2016 Political Predictions

Want to know everything about politics in 2016? Well, you won’t get that here. But I can tell you what I think will happen, and we can all laugh at how bad those predictions were come the end of the year. Or probably in March, to be honest.

The start of a new year is always a great time to make predictions which will ultimately be shown at the end of the year to be entirely misplaced.

That’s certainly true in politics. Who would have predicted a Conservative majority government at the start of last year. Well, me, actually… But I wouldn’t have predicted Jeremy Corbyn would be Labour leader… Or that Jim Murphy would be such a disaster as leader of Scottish Labour.

So,here are some predictions for 2016. Most revolve around the Scottish elections, since that’s what’s mostly on my radar right now.

The SNP will win a majority in the Holyrood elections
There’s nothing I can think of that can stop this. The question is, can they win a majority on constituency MSPs alone?

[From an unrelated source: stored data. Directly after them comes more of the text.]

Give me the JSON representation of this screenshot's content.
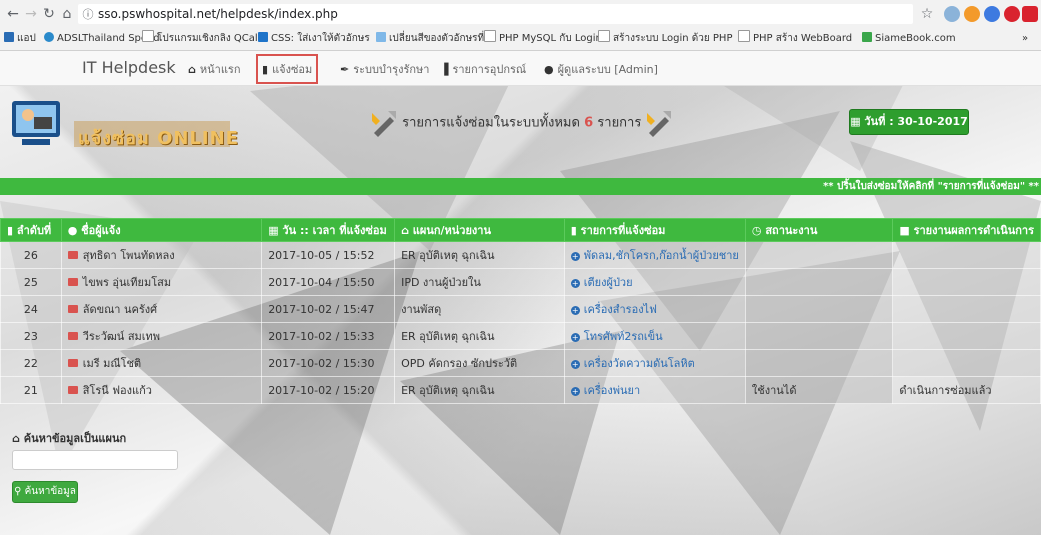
{
  "browser": {
    "url": "sso.pswhospital.net/helpdesk/index.php",
    "bookmarks": [
      "แอป",
      "ADSLThailand Speed",
      "โปรแกรมเชิงกลิง QCall",
      "CSS: ใส่เงาให้ตัวอักษร",
      "เปลี่ยนสีของตัวอักษรที่",
      "PHP MySQL กับ Login",
      "สร้างระบบ Login ด้วย PHP",
      "PHP สร้าง WebBoard",
      "SiameBook.com"
    ],
    "more_bookmarks": "»"
  },
  "nav": {
    "brand": "IT Helpdesk",
    "items": [
      "หน้าแรก",
      "แจ้งซ่อม",
      "ระบบบำรุงรักษา",
      "รายการอุปกรณ์",
      "ผู้ดูแลระบบ [Admin]"
    ]
  },
  "header": {
    "logo_text": "แจ้งซ่อม ONLINE",
    "summary_prefix": "รายการแจ้งซ่อมในระบบทั้งหมด",
    "summary_count": "6",
    "summary_suffix": "รายการ",
    "date_label": "วันที่ : 30-10-2017"
  },
  "marquee": "** ปริ้นใบส่งซ่อมให้คลิกที่ \"รายการที่แจ้งซ่อม\" **",
  "table": {
    "headers": [
      "ลำดับที่",
      "ชื่อผู้แจ้ง",
      "วัน :: เวลา ที่แจ้งซ่อม",
      "แผนก/หน่วยงาน",
      "รายการที่แจ้งซ่อม",
      "สถานะงาน",
      "รายงานผลการดำเนินการ"
    ],
    "rows": [
      {
        "no": "26",
        "name": "สุทธิดา โพนทัดหลง",
        "datetime": "2017-10-05 / 15:52",
        "dept": "ER อุบัติเหตุ ฉุกเฉิน",
        "item": "พัดลม,ชักโครก,ก๊อกน้ำผู้ป่วยชาย",
        "status": "",
        "report": ""
      },
      {
        "no": "25",
        "name": "ไขพร อุ่นเทียมโสม",
        "datetime": "2017-10-04 / 15:50",
        "dept": "IPD งานผู้ป่วยใน",
        "item": "เตียงผู้ป่วย",
        "status": "",
        "report": ""
      },
      {
        "no": "24",
        "name": "ลัดขณา นครังศ์",
        "datetime": "2017-10-02 / 15:47",
        "dept": "งานพัสดุ",
        "item": "เครื่องสำรองไฟ",
        "status": "",
        "report": ""
      },
      {
        "no": "23",
        "name": "วีระวัฒน์ สมเทพ",
        "datetime": "2017-10-02 / 15:33",
        "dept": "ER อุบัติเหตุ ฉุกเฉิน",
        "item": "โทรศัพท์2รถเข็น",
        "status": "",
        "report": ""
      },
      {
        "no": "22",
        "name": "เมรี มณีโชติ",
        "datetime": "2017-10-02 / 15:30",
        "dept": "OPD คัดกรอง ซักประวัติ",
        "item": "เครื่องวัดความดันโลหิต",
        "status": "",
        "report": ""
      },
      {
        "no": "21",
        "name": "สิโรนี ฟองแก้ว",
        "datetime": "2017-10-02 / 15:20",
        "dept": "ER อุบัติเหตุ ฉุกเฉิน",
        "item": "เครื่องพ่นยา",
        "status": "ใช้งานได้",
        "report": "ดำเนินการซ่อมแล้ว"
      }
    ]
  },
  "search": {
    "label": "ค้นหาข้อมูลเป็นแผนก",
    "placeholder": "",
    "button": "ค้นหาข้อมูล"
  },
  "colors": {
    "accent_green": "#3fb93f",
    "alert_red": "#d9534f",
    "link_blue": "#2a6cb4"
  },
  "icons": [
    "back-icon",
    "forward-icon",
    "reload-icon",
    "home-icon",
    "info-icon",
    "star-icon",
    "wrench-icon",
    "calendar-icon",
    "flag-icon",
    "plus-circle-icon",
    "user-icon",
    "search-icon"
  ]
}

They would need to pick up twelve of the twenty constituency seats they don’t currently hold in order to do this. I think it’ll be very close.

The Conservatives make gains on Labour
I don’t see Labour holding all thirty-seven seats they currently have. They currently hold fifteen constituency seats. Good luck.

The Conservatives, on the other hand, will, I think, gain a small handful of seats, mainly on the list. They’ll gain on Labour more because Labour lose seats rather than by gaining their own, but I think it will be a bit of both.

The Greens will finish with more seats than the Liberal Democrats
The Lib Dems will struggle. I think they’ll pick up a single constituency seat and a few on the list. The Greens won’t win any constituency MSPs, but they’ll win more on the list, because they’ll pick up pro-indy, anti-SNP votes. I’d be surprised if the Liberal Democrats get 5% of the vote.

I would say Willie Rennie will no longer be their Scottish leader, but will there really be anyone there to replace him? I think it’ll be grim for the Liberal Democrats, despite the outward optimism they seem to have now.

Britain will vote to remain in the EU
I know Brits are hardly fond of the European Union, but I don’t think people will be prepared to take the risk of leaving when faced with the choice in a referendum. When making a choice, thinking about factors like jobs and money in their pockets, people will stick to what they know. They won’t want to take the risk.

Don’t believe me? Well, it was the same with Ed Miliband.

Jeremy Corbyn will survive as Labour leader
Getting rid of Corbyn would result in full-scale civil war. Labour MPs will decide to let him continue to poll badly, rather than stick the knife in quickly. It’s probably safer.

Hillary Clinton will win the US Presidential race
This will happen for the simple reason that no-one can beat her to the Democratic Party nomination, and all the Republican Party candidates that might do well are crackpots can’t reach out to enough voters. That, in essence, is the problem the Republican Party has at every election at the moment.

London will get a new mayor
But I’ve no idea who. London mayoral election’s are a mug’s game. I think it’ll be the tightest mayoral election yet, though. If forced to make a prediction, I’d probably pick Sadiq Khan, based on gut instinct and nothing else.